What I especially appreciated was the introspection she includes in her retelling. Each of us accedes to wisdom through the various experiences we have, and we can share that wisdom with others. Without pretension, Ms Couture shares her own learnings with the reader which makes this memoir a true gift.
I give this book 4 stars. It was a sweet memoir that delved into the heartbreaking parts of her Christa's life. Losing her leg as a child and then as an adult losing two children and having a marriage end. I enjoyed reading how she felt about her life and was so sad hearing of the losses she endured in her life. I was drawn to listening to her music as I read her story. Christa's account seemed to be a bit short and I was left wanting to hear more about her life, I hope she puts out another piece of her story. I would recommend this to friends who enjoy memoirs.
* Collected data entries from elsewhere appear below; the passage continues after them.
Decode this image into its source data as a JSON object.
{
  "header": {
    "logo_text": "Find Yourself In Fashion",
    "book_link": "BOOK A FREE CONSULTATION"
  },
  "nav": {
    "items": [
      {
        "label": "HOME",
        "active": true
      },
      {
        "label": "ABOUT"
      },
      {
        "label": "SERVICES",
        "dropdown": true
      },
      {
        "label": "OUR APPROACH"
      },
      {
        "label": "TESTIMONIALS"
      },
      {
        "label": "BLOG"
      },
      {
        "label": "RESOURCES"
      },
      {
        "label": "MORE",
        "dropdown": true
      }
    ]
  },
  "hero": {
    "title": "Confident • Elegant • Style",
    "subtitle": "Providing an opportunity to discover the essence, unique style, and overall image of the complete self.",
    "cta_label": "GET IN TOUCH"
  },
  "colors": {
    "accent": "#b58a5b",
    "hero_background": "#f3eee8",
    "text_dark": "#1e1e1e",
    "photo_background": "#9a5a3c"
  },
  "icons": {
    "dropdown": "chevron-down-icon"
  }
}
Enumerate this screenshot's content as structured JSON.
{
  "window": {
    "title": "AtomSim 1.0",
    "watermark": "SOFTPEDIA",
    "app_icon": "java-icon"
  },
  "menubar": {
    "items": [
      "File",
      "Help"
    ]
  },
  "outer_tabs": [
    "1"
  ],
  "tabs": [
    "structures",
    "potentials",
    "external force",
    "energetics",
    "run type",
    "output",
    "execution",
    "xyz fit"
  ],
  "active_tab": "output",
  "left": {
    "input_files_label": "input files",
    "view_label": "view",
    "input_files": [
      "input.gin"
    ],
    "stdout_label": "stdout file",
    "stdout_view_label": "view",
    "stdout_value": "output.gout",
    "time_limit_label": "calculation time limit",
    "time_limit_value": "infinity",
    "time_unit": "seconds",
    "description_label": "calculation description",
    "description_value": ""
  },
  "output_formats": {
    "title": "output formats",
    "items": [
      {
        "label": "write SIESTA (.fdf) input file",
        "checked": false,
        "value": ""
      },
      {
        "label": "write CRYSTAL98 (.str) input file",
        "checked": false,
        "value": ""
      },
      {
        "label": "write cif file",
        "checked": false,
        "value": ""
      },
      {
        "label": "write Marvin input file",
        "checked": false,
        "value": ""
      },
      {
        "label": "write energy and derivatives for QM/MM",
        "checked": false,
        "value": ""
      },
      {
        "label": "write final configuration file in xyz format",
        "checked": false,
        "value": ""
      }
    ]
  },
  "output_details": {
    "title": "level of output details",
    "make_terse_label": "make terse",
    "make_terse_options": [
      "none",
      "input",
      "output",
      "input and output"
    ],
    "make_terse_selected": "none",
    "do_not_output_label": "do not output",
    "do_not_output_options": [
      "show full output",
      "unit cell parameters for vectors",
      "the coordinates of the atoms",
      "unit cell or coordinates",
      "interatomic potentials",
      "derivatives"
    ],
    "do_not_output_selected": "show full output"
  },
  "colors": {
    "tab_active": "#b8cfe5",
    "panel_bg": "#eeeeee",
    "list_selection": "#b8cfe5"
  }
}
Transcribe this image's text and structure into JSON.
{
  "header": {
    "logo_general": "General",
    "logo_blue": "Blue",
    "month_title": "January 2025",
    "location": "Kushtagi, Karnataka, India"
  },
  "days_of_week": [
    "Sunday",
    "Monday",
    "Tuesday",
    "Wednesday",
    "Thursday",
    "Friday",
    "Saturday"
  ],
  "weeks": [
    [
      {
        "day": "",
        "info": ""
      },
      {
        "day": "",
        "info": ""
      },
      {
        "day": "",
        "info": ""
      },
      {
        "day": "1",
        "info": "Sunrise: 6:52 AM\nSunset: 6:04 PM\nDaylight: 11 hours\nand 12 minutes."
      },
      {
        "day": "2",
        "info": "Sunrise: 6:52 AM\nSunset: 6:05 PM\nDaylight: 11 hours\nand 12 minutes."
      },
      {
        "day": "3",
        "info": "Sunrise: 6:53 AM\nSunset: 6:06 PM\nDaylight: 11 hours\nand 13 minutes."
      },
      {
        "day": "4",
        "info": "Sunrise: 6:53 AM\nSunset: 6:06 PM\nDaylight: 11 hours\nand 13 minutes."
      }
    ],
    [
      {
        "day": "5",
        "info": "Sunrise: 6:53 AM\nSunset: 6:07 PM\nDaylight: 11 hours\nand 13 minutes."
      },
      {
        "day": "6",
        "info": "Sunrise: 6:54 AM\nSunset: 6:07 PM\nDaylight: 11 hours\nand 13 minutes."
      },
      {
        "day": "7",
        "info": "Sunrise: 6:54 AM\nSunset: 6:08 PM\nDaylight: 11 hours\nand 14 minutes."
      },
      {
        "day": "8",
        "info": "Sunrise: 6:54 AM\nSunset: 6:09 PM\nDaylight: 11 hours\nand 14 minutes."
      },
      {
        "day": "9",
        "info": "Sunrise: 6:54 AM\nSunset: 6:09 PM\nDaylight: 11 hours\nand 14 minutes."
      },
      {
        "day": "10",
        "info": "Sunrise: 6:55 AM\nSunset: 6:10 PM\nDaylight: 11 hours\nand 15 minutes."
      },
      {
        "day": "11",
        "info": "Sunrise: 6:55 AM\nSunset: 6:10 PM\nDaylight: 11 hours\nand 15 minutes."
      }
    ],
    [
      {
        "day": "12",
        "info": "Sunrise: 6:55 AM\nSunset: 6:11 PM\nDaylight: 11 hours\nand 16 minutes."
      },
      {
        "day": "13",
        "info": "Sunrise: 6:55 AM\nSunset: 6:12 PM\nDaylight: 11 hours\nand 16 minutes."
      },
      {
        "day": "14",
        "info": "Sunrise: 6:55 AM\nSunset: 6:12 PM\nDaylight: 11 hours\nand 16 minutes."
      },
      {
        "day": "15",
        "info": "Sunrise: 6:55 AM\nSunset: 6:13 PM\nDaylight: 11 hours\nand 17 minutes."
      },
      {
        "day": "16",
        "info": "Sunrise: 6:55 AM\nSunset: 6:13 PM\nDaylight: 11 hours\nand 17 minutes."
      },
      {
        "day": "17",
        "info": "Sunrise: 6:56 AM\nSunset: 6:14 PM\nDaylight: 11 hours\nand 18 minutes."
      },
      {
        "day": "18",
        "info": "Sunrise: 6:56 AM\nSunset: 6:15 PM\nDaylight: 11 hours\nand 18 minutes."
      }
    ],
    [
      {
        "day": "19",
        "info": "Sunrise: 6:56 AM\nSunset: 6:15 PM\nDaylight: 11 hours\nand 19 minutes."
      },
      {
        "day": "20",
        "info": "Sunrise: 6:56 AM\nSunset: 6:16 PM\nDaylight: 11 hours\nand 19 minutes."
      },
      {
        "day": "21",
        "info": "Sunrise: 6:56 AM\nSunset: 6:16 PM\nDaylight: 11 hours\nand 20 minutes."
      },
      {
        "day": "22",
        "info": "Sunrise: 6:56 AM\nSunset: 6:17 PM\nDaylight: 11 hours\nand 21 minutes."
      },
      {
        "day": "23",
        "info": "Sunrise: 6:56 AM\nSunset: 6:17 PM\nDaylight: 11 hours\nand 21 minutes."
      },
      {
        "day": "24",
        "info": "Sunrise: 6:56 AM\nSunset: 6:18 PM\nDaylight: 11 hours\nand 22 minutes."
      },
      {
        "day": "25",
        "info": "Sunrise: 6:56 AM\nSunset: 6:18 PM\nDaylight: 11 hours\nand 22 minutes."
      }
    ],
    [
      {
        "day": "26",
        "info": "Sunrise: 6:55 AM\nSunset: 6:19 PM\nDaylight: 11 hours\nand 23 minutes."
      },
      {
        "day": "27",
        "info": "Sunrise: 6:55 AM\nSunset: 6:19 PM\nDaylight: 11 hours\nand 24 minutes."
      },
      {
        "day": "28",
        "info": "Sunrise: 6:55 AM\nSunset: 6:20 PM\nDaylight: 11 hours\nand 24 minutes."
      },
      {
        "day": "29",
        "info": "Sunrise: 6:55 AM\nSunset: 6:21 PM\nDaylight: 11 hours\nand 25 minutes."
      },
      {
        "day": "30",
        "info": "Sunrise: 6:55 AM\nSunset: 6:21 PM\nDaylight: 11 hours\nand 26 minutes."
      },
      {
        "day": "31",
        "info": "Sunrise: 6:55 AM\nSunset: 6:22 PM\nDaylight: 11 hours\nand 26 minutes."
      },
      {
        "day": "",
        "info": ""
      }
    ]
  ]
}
Author Christa Couture has had many losses in life, most of which would bring many people to their knees. As a young girl she had a leg amputated due to bone cancer, her 1st born child that lived only one day, the death of her 2nd child and then a painful divorce. But this is not a sad book, it is instead, a narrative of resilience, love and of growing from our pain.
Recommended for readers of Joan Didion's "The Year of Magical Thinking."
I have followed this author over the years and am delighted to read her memoir. She talks about grief, loss, motherhood, pregnancy, death and disability. I liked the way she ended the book - while it is hopeful book, there isn't a picture perfect happy ending, though you get the sense that beautiful things are coming for her. Would have liked to learn more about her queer and Indigenous identities.
Christa Couture is a person who feels very deeply, and the stories and poetry in here reflect that. Listening to her albums while reading turned out to be a good idea, as I'd catch lyrics mentioned in a sentence and understand more deeply. This memoir can be heavy at times, but might be the thing you need if you too are grieving.
I knew pieces of this story from following Christa on social media, having met her at a point in time. I knew all the sadnesses that this one person had endured, all the loss. I was impressed by how she was able to share all those sadnesses with such a way that I could appreciate all the good in each tragedy, and not feel as though I was a voyeur in her loss.
Christa Couture's memoir has stuck with me. I found it an incredible read relevant to so much of my own experiences, while distinct as well. There is so much grief in this memoir. So much loss. So much falls apart. But Couture doesn't get lost in these experiences. She gives us time with her grief, with her accomplishments, with her very wonderful life.
An artist at the core, the author’s lyrics of lovely; but as a memoir of her life - suffering endless tragedy and grief, the book attempts to lead you toward hope only to discover the pale shrug that ‘someone out there understands …’ I gave this 4 stars for sharing that life can be simply hopeless with nothing more than to wonder what life can offer next ~ I agree.
This book was devastatingly beautiful! The author does a truly amazing job of telling you her story and making you look at and sit with grief while also leaving space for hope and growth and the beauty of life. I would truly recommend this book to anyone. This book is a gift.
Lovely writing. Found this book to be a comfort as I navigate an overwhelming loss. There was something warm about sitting with someone that has traveled adifficult road. The final pages were particularly poignant.
Canadian musician Christa Couture's brand spankin' new memoir is a beautiful heartbreaker that burrows into the deepest corners of grief and tells the story of losing her leg, two children, marriage and voice. 5 resilient-as-fuck stars.